Saturday, January 19, 2013

Quiet City


When I was living in Des Moines, Iowa (specifying the state is hardly necessary) ten years ago, I found it a terribly lonely place. I had gone there on the suggestion and encouragement of an Army buddy, but when he left town a year later, I found myself alone without family and friends. Why or how I wound up staying there for nearly four more years is one of life's mysteries that isn't worth going into.

For most of my time in Des Moines I lived in a one-room apartment downtown on Cherry Street, in a renovated building that once housed the National Biscuit Company, overlooking the vast expanse of parking lots on the city's south side.

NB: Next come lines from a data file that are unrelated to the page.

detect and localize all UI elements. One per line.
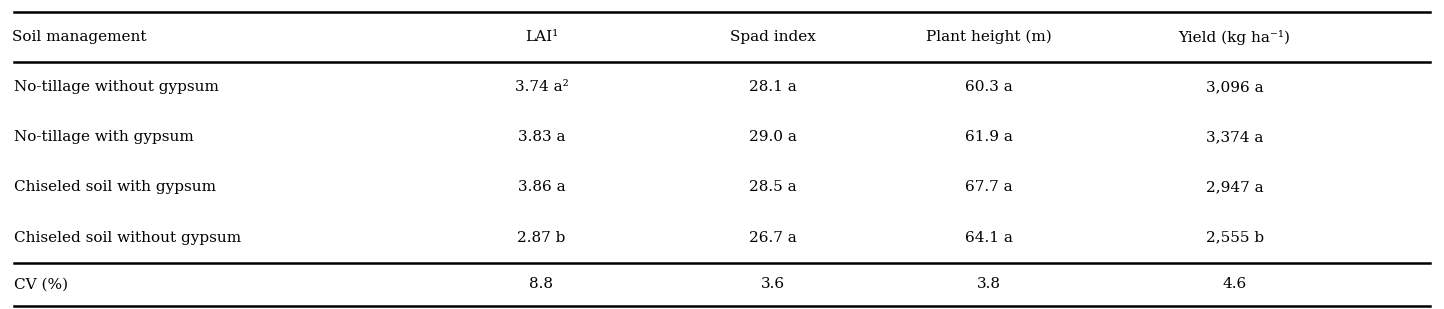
Text: 3.83 a: 3.83 a: [518, 130, 565, 144]
Text: 26.7 a: 26.7 a: [748, 231, 797, 244]
Text: 8.8: 8.8: [530, 277, 553, 291]
Text: 67.7 a: 67.7 a: [966, 180, 1012, 194]
Text: 3,096 a: 3,096 a: [1206, 80, 1264, 94]
Text: 4.6: 4.6: [1223, 277, 1246, 291]
Text: 64.1 a: 64.1 a: [965, 231, 1014, 244]
Text: 2,947 a: 2,947 a: [1206, 180, 1264, 194]
Text: CV (%): CV (%): [14, 277, 68, 291]
Text: 3.86 a: 3.86 a: [518, 180, 565, 194]
Text: Chiseled soil without gypsum: Chiseled soil without gypsum: [14, 231, 241, 244]
Text: LAI¹: LAI¹: [524, 30, 559, 44]
Text: 3.6: 3.6: [761, 277, 784, 291]
Text: 28.5 a: 28.5 a: [749, 180, 796, 194]
Text: 29.0 a: 29.0 a: [748, 130, 797, 144]
Text: 3.8: 3.8: [978, 277, 1001, 291]
Text: Soil management: Soil management: [12, 30, 147, 44]
Text: Spad index: Spad index: [729, 30, 816, 44]
Text: 3.74 a²: 3.74 a²: [514, 80, 569, 94]
Text: 3,374 a: 3,374 a: [1206, 130, 1264, 144]
Text: No-tillage without gypsum: No-tillage without gypsum: [14, 80, 219, 94]
Text: 2.87 b: 2.87 b: [517, 231, 566, 244]
Text: 28.1 a: 28.1 a: [748, 80, 797, 94]
Text: 61.9 a: 61.9 a: [965, 130, 1014, 144]
Text: 2,555 b: 2,555 b: [1206, 231, 1264, 244]
Text: No-tillage with gypsum: No-tillage with gypsum: [14, 130, 193, 144]
Text: 60.3 a: 60.3 a: [965, 80, 1014, 94]
Text: Yield (kg ha⁻¹): Yield (kg ha⁻¹): [1178, 30, 1291, 44]
Text: Chiseled soil with gypsum: Chiseled soil with gypsum: [14, 180, 217, 194]
Text: Plant height (m): Plant height (m): [926, 30, 1053, 44]
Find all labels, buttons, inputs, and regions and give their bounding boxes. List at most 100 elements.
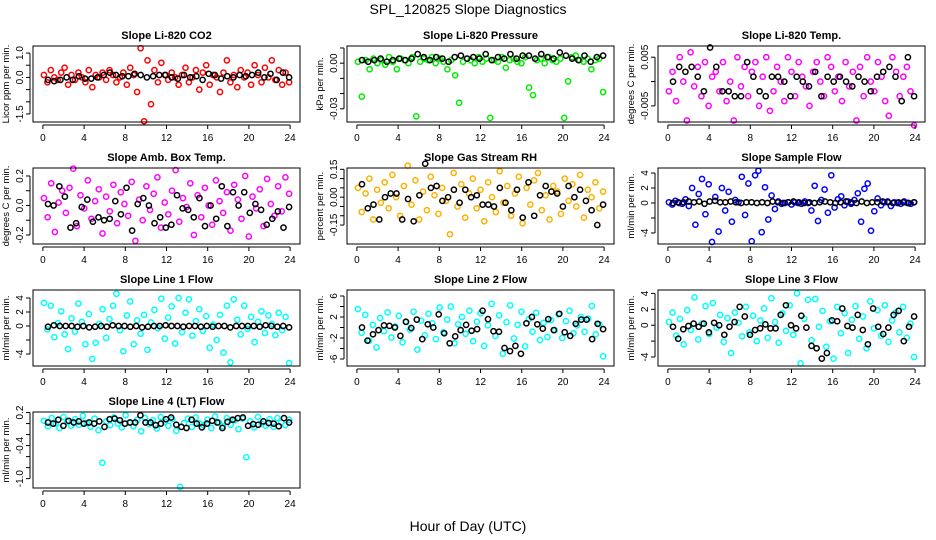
data-point bbox=[721, 207, 729, 214]
panel-title: Slope Line 4 (LT) Flow bbox=[109, 396, 225, 408]
data-point bbox=[514, 321, 521, 329]
x-tick-label: 24 bbox=[285, 133, 297, 144]
data-point bbox=[492, 208, 500, 216]
mean-point bbox=[137, 71, 145, 79]
mean-point bbox=[402, 318, 410, 326]
data-point bbox=[541, 59, 549, 67]
data-point bbox=[238, 215, 245, 223]
data-point bbox=[77, 191, 84, 199]
mean-point bbox=[710, 319, 718, 327]
data-point bbox=[240, 302, 248, 310]
x-tick-label: 8 bbox=[437, 255, 443, 266]
data-point bbox=[775, 339, 783, 347]
mean-point bbox=[211, 71, 219, 79]
data-point bbox=[499, 350, 507, 358]
mean-point bbox=[143, 74, 151, 81]
x-tick-label: 20 bbox=[243, 133, 255, 144]
data-point bbox=[154, 78, 162, 86]
mean-point bbox=[561, 328, 569, 336]
data-point bbox=[82, 78, 89, 86]
data-point bbox=[82, 340, 89, 348]
mean-point bbox=[695, 198, 703, 205]
mean-point bbox=[700, 87, 708, 95]
data-point bbox=[227, 78, 234, 86]
y-axis-label: ml/min per min. bbox=[315, 296, 326, 361]
data-point bbox=[220, 349, 227, 356]
mean-point bbox=[669, 78, 677, 85]
data-points bbox=[665, 167, 918, 246]
data-point bbox=[860, 92, 867, 100]
data-point bbox=[176, 483, 184, 491]
mean-point bbox=[369, 330, 377, 338]
data-point bbox=[400, 182, 408, 190]
mean-point bbox=[433, 182, 440, 190]
data-point bbox=[507, 212, 515, 220]
y-tick-label: 0.00 bbox=[329, 187, 340, 207]
data-points bbox=[40, 411, 293, 491]
data-point bbox=[824, 53, 831, 61]
data-point bbox=[220, 69, 227, 76]
x-tick-label: 20 bbox=[557, 377, 569, 388]
mean-point bbox=[155, 71, 163, 79]
mean-point bbox=[824, 73, 831, 81]
x-tick-label: 24 bbox=[910, 255, 922, 266]
data-point bbox=[44, 326, 51, 333]
x-tick-label: 4 bbox=[81, 499, 87, 510]
mean-point bbox=[364, 204, 372, 212]
mean-point bbox=[100, 71, 108, 79]
data-point bbox=[137, 427, 145, 435]
mean-point bbox=[753, 199, 761, 207]
mean-point bbox=[279, 322, 287, 330]
mean-point bbox=[61, 193, 69, 200]
data-point bbox=[502, 64, 510, 72]
mean-point bbox=[221, 322, 228, 330]
data-point bbox=[392, 193, 400, 201]
data-point bbox=[691, 294, 698, 301]
mean-point bbox=[741, 313, 749, 320]
mean-point bbox=[371, 56, 378, 64]
data-point bbox=[853, 117, 860, 124]
mean-point bbox=[500, 55, 508, 62]
data-point bbox=[244, 325, 251, 333]
data-point bbox=[85, 310, 93, 318]
mean-point bbox=[168, 74, 176, 81]
data-point bbox=[133, 88, 141, 96]
x-tick-label: 4 bbox=[81, 377, 87, 388]
data-point bbox=[113, 78, 120, 86]
data-point bbox=[768, 294, 775, 302]
x-tick-label: 8 bbox=[748, 255, 754, 266]
data-point bbox=[804, 296, 812, 304]
mean-point bbox=[217, 75, 225, 82]
data-point bbox=[412, 113, 420, 120]
mean-point bbox=[174, 322, 181, 330]
mean-point bbox=[112, 71, 120, 79]
data-point bbox=[863, 53, 871, 61]
data-point bbox=[121, 200, 128, 208]
mean-point bbox=[358, 56, 366, 64]
data-point bbox=[373, 186, 381, 194]
x-tick-label: 0 bbox=[40, 133, 46, 144]
y-tick-label: -2 bbox=[329, 333, 340, 342]
x-tick-label: 12 bbox=[161, 377, 173, 388]
panel-10: Slope Line 4 (LT) Flow ml/min per min. 0 4 8… bbox=[1, 396, 301, 510]
data-point bbox=[271, 331, 279, 339]
data-point bbox=[708, 238, 716, 246]
mean-point bbox=[397, 332, 404, 340]
mean-point bbox=[201, 222, 209, 230]
data-point bbox=[480, 217, 488, 225]
mean-point bbox=[756, 325, 764, 332]
mean-point bbox=[805, 83, 813, 90]
data-point bbox=[725, 188, 732, 196]
mean-point bbox=[72, 219, 80, 227]
mean-point bbox=[892, 73, 899, 81]
data-point bbox=[227, 359, 234, 366]
data-point bbox=[384, 308, 391, 316]
mean-point bbox=[156, 322, 164, 330]
mean-point bbox=[720, 331, 728, 339]
data-point bbox=[466, 307, 473, 315]
mean-point bbox=[519, 52, 527, 59]
data-point bbox=[755, 102, 763, 110]
y-tick-label: 2 bbox=[640, 185, 651, 191]
mean-point bbox=[168, 221, 175, 229]
data-point bbox=[580, 214, 588, 221]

I worked for a private security company in the skywalks - elevated sidewalks that connected nearly all the downtown hotels, the convention centers, and the parking ramps. Since I worked graveyard shifts, I was alone for most of the time, patrolling the close to five miles of skywalks, chasing out the occasional drunks and homeless people, taking my breaks in deserted food courts, and gazing out over the sleeping buildings from the roofs of the parking ramps. The pay was ok, for doing little more than staying awake, forty hours a week.

On Fridays and Saturday nights, the town's young people, the ones who hadn't yet managed to escape to Chicago or Omaha or Minneapolis, drove their cars around the downtown one-way streets, a time-honored activity known as "looping the loop." From where I stood, looking down on it from six or eight storeys above, I thought it was a vision of hell, driving in circles for hours on end in a city with a forgotten past and a displaced future.

On some particularly dead nights, the words of Robert Frost's poem "Acquainted With the Night" would sneak up on me, stepping as I stepped, breathing out as I breathed in:


I have been one acquainted with the night.
I have walked out in rain -- and back in rain.
I have outwalked the furthest city light.

I have looked down the saddest city lane.
I have passed by the watchman on his beat
And dropped my eyes, unwilling to explain.

I have stood still and stopped the sound of feet
When far away an interrupted cry
Came over houses from another street,

But not to call me back or say good-bye;
And further still at an unearthly height,
A luminary clock against the sky

Proclaimed the time was neither wrong nor right.
I have been one acquainted with the night.


I was the watchman on his beat.
My favorite mornings were Sundays, when the streets remained as deserted by day as they had been by night, when the sun glinted off the windows of the empty buildings as I walked the four or five blocks home. I had been familiar with Aaron Copland's tone poem, Quiet City for decades, but the still morning cityscape of Des Moines evoked it for me beautifully.